A vitória governista na maioria dos municípios venezuelanos após as eleições locais de domingo não foi suficiente para o presidente do país, Nicolás Maduro, dar uma trégua nas críticas a supostos opositores. Maduro propôs um boicote ao jornal El Nacional, um dos maiores da Venezuela. O presidente acusa a publicação de mentir sobre os resultados do pleito municipal. O alvo do desagrado de Maduro foi a capa do jornal, que, em sua cobertura sobre as eleições, afirmou que “a oposição avançou nas grandes cidades”. “A população da Venezuela deveria declarar um boicote ao El Nacional e não comprá-lo nunca mais… por castigo, castigo cidadão, por mentir”, criticou Maduro durante um ato público no estado de Miranda, que é governado por seu rival Henrique Capriles.
Mas, se para o chefe de Estado o jornal mentiu e deve ser castigado pelo povo, para o diretor e dono do diário, Miguel Henrique Otero, a manchete de segunda-feira (9/12) está baseada em “dados do Conselho Nacional Eleitoral que mostram que 51% dos eleitores votaram pela Mesa de Unidade Democrática (MUD) e outros candidatos, que não são chavistas”. “Os números do CNE confirmam que 49% dos eleitores optaram por candidatos do Partido Socialista Unido da Venezuela (PUSV) e seus aliados. Mas temos 51% que preferiram candidatos opositores, muitos dos quais são chavistas dissidentes que não estão de acordo com Maduro”, explicou Otero, em entrevista ao Globo.
Otero e os editores do El Nacional somaram o percentual obtido pela MUD com o alcançado por outros candidatos opositores e assim chegaram a um 51% de votos anti-Maduro. “A declaração do presidente tem mais a ver com sua frustração do que com qualquer outra coisa”, enfatizou Otero, que acredita que a MUD assumiu uma atitude derrotista. “Mais da metade dos eleitores votaram por candidatos que não são do governo e isso enlouquece Maduro”, afirmou o diretor do diário.
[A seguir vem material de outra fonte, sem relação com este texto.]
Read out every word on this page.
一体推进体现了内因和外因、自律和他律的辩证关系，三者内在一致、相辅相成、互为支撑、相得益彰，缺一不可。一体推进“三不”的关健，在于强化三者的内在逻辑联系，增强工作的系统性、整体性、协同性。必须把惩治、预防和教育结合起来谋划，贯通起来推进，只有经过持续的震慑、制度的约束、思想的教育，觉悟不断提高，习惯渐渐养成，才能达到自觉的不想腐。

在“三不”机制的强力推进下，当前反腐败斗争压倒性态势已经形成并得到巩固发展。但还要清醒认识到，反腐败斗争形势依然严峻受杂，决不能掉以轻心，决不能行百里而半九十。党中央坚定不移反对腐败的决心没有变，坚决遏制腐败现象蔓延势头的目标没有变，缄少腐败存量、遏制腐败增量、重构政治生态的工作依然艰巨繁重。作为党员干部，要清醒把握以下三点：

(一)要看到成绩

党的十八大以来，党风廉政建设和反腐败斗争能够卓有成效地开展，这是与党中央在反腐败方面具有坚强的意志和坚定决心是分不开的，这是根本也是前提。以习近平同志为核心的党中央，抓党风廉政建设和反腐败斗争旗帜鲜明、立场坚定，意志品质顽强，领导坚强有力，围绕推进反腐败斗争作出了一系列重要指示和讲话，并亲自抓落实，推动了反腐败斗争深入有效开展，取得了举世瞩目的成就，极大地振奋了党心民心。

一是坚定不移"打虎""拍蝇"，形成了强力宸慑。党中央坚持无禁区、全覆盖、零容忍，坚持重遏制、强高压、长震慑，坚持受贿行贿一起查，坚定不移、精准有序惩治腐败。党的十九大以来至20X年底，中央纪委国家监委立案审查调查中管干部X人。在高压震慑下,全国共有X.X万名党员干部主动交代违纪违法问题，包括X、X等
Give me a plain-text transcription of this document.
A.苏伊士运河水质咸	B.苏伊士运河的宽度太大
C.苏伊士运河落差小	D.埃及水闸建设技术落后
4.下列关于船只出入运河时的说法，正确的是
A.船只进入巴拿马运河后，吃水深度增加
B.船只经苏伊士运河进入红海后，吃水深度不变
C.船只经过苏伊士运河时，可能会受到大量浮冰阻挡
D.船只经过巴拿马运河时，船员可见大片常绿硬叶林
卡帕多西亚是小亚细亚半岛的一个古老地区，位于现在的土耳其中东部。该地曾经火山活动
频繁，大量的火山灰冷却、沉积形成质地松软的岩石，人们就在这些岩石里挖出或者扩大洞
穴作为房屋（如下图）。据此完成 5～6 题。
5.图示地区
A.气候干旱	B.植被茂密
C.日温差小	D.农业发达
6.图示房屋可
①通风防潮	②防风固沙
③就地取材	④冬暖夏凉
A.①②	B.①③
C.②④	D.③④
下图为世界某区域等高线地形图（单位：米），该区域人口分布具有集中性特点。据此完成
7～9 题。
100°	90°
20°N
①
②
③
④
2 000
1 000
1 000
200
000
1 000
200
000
Os chavistas conquistaram o maior número de prefeituras – 196 – e de votos – cerca de 49%. A oposição arrebatou o comando de apenas 53 cidades, mas, entre elas, estão os principais centros urbanos, de maior peso político no país, como Caracas, Maracaibo, Valencia e Barquisimeto.
Ataques à imprensa
Esta não é a primeira vez que o presidente ataca o jornal, um dos poucos meios de comunicação que o Palácio Miraflores ainda não conseguiu silenciar. Desde abril passado, o El Nacional não consegue autorização do governo para importar papel de jornal e seu estoque, segundo Otero, não chegaria a março de 2014.
Em julho, o diretor do El Nacional teve suas contas bancárias pessoais congeladas por solicitação da Procuradoria Geral, que o investiga por um processo movido por um ex-prefeito. Um mês depois, um tribunal multou a publicação, além do jornal Tal Cual, por terem difundido, em 2010, uma fotografia polêmica que mostra corpos empilhados no Instituto Médico Legal de Caracas. Os meios também foram proibidos de publicar imagens de conteúdo violento, armas, agressões físicas e cadáveres. “Não é a primeira vez que somos atacados, não vamos modificar nossa posição. Continuaremos apelando das decisões da Justiça e esperando que nos autorizem a compra de papel”, disse Otero.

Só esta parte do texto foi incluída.